Endora is a senior (albeit a sprightly one who looks a good three decades younger than her true age) and she would love to join in this fun morning if she didn't have such a full-time job penning this column.
The Intouchables is a French film about an aristocrat who becomes a quadriplegic from a paragliding accident and hires a young man from the projects to be his caretaker.
Winning six international awards, this film is a must-see.
Boots for Bali
EILEEN and David Walder of Eerwah Vale have just returned from a three-week visit to Bali, where they provide support, equipment and money for the Samuh/Bugbug Village kindergarten, soccer teams and several Balinese families through their Boots for Bali project.
Eileen said it was heartwarming to see just how much had been achieved at the kindergarten since their last visit.
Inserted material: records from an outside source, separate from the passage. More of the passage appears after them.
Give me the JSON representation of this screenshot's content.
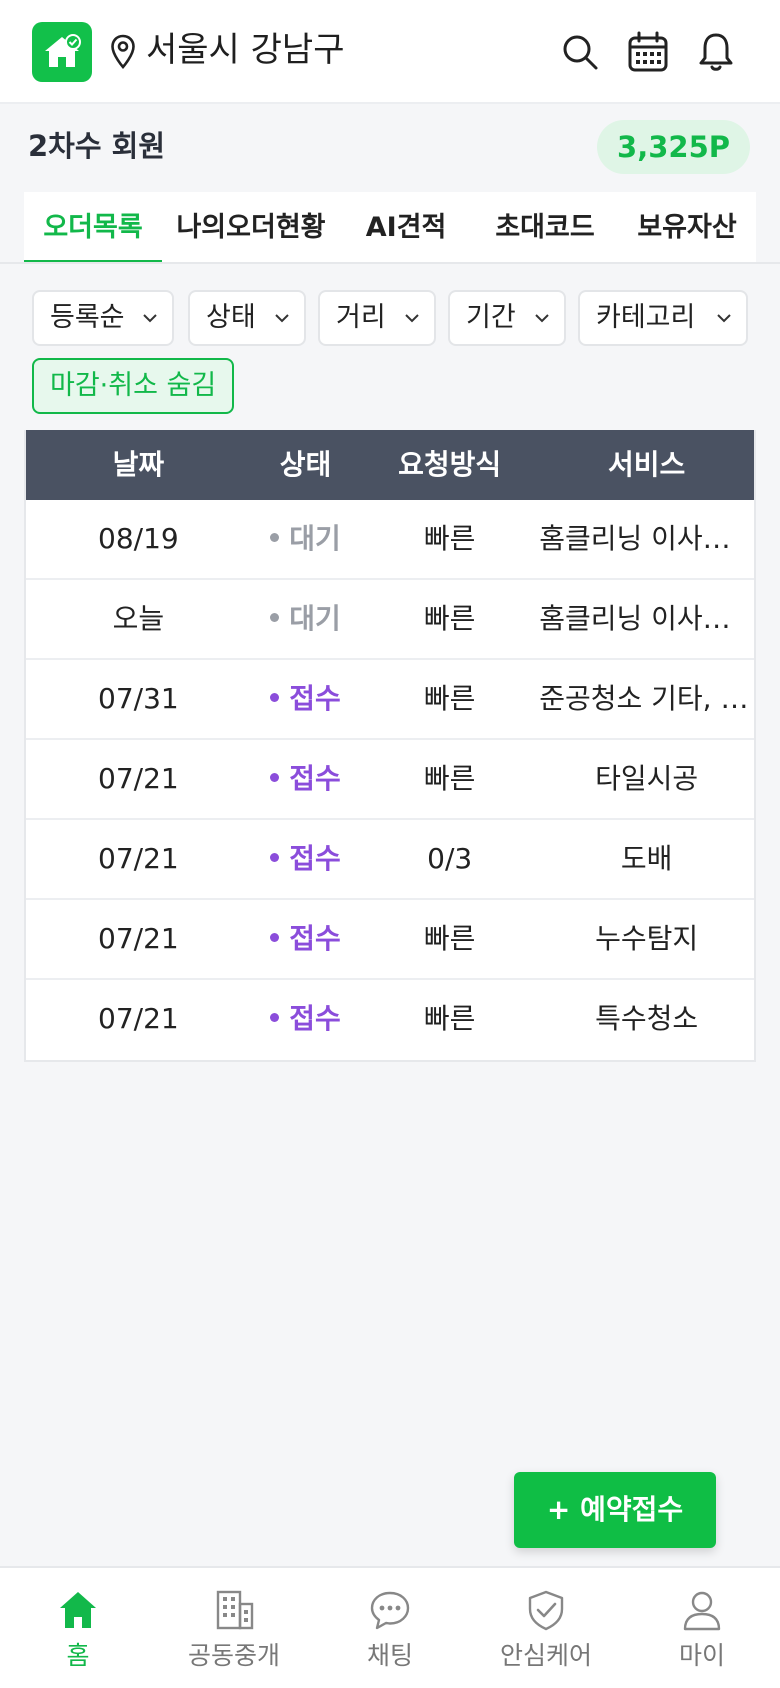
{
  "header": {
    "location": "서울시 강남구",
    "icons": [
      "home-logo-icon",
      "location-pin-icon",
      "search-icon",
      "calendar-icon",
      "bell-icon"
    ]
  },
  "member": {
    "grade": "2차수 회원",
    "points": "3,325P"
  },
  "tabs": [
    {
      "label": "오더목록",
      "active": true
    },
    {
      "label": "나의오더현황",
      "active": false
    },
    {
      "label": "AI견적",
      "active": false
    },
    {
      "label": "초대코드",
      "active": false
    },
    {
      "label": "보유자산",
      "active": false
    }
  ],
  "filters": {
    "chips": [
      "등록순",
      "상태",
      "거리",
      "기간",
      "카테고리"
    ],
    "toggle": "마감·취소 숨김"
  },
  "table": {
    "headers": [
      "날짜",
      "상태",
      "요청방식",
      "서비스"
    ],
    "rows": [
      {
        "date": "08/19",
        "status": "대기",
        "method": "빠른",
        "service": "홈클리닝 이사청소"
      },
      {
        "date": "오늘",
        "status": "대기",
        "method": "빠른",
        "service": "홈클리닝 이사청소"
      },
      {
        "date": "07/31",
        "status": "접수",
        "method": "빠른",
        "service": "준공청소 기타, 특..."
      },
      {
        "date": "07/21",
        "status": "접수",
        "method": "빠른",
        "service": "타일시공"
      },
      {
        "date": "07/21",
        "status": "접수",
        "method": "0/3",
        "service": "도배"
      },
      {
        "date": "07/21",
        "status": "접수",
        "method": "빠른",
        "service": "누수탐지"
      },
      {
        "date": "07/21",
        "status": "접수",
        "method": "빠른",
        "service": "특수청소"
      }
    ]
  },
  "fab": {
    "label": "+ 예약접수"
  },
  "bottom_nav": [
    {
      "label": "홈",
      "icon": "home-icon",
      "active": true
    },
    {
      "label": "공동중개",
      "icon": "building-icon",
      "active": false
    },
    {
      "label": "채팅",
      "icon": "chat-icon",
      "active": false
    },
    {
      "label": "안심케어",
      "icon": "shield-check-icon",
      "active": false
    },
    {
      "label": "마이",
      "icon": "user-icon",
      "active": false
    }
  ],
  "colors": {
    "brand_green": "#12b84a",
    "status_wait": "#9a9ea6",
    "status_received": "#8b4ddb",
    "table_header": "#4a5262"
  }
}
Following the Walders' donations of uniforms and equipment for five village teams, the Balinese government has now given a grant to encourage the continuation of soccer and futsal.
David and Eileen raise money through donations, sausage sizzles, golf days and raffles.
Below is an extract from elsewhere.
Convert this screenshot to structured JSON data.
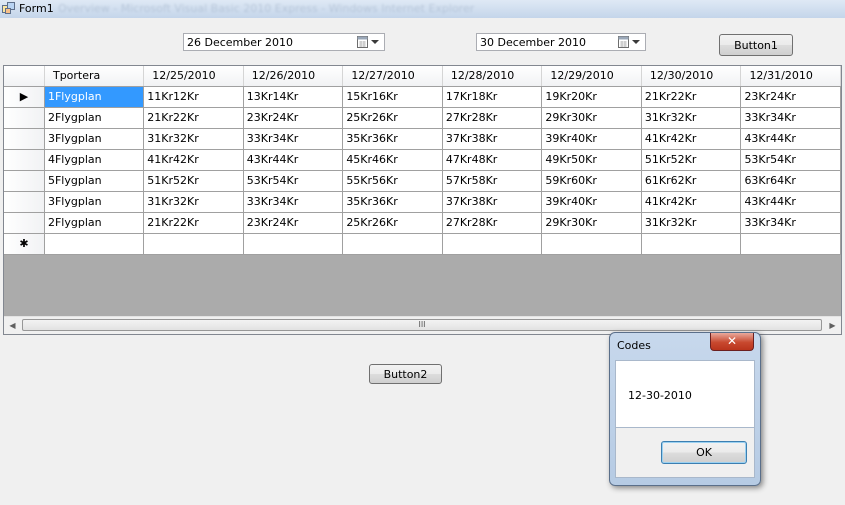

Poverty is still a huge problem, especially in rural areas, and all education must be paid for, so many children are denied education as there is no social security or income for far too many people.
"The Balinese are such beautiful, friendly and gentle people," Eileen said.
"Our reward is seeing the joy on their faces when they see what we have for them."
Thirty years of Probus
WOMEN were part of this month's celebrations for the 30th anniversary of Noosa 2010 Combined Probus Club.
But that wasn't the case when the club formed on October 7, 1982.
Back then it was a men's only club.
"It was rebirthed on February 8, 2010, and became a combined club," president Lorraine Roberts said.
The history, good memories and camaraderie were recalled at a recent celebratory lunch at Blue Ginger Bistro attended by 75 people, including Rotary Noosa president Tess Alexandroff.
The anniversary cake was cut by life members and past presidents, Keith Venn and John Pawsey.
Probus Association of Queensland president Neil Wagstaff presented a 30-year certificate.
The Chain of Office featuring the badges of 30 past presidents was framed and presented to past presidents.
A new ribbon and chain of office with the names of the presidents of the combined club was presented to president, Lorraine Robe.
Endora sends her happy anniversary wishes to the club.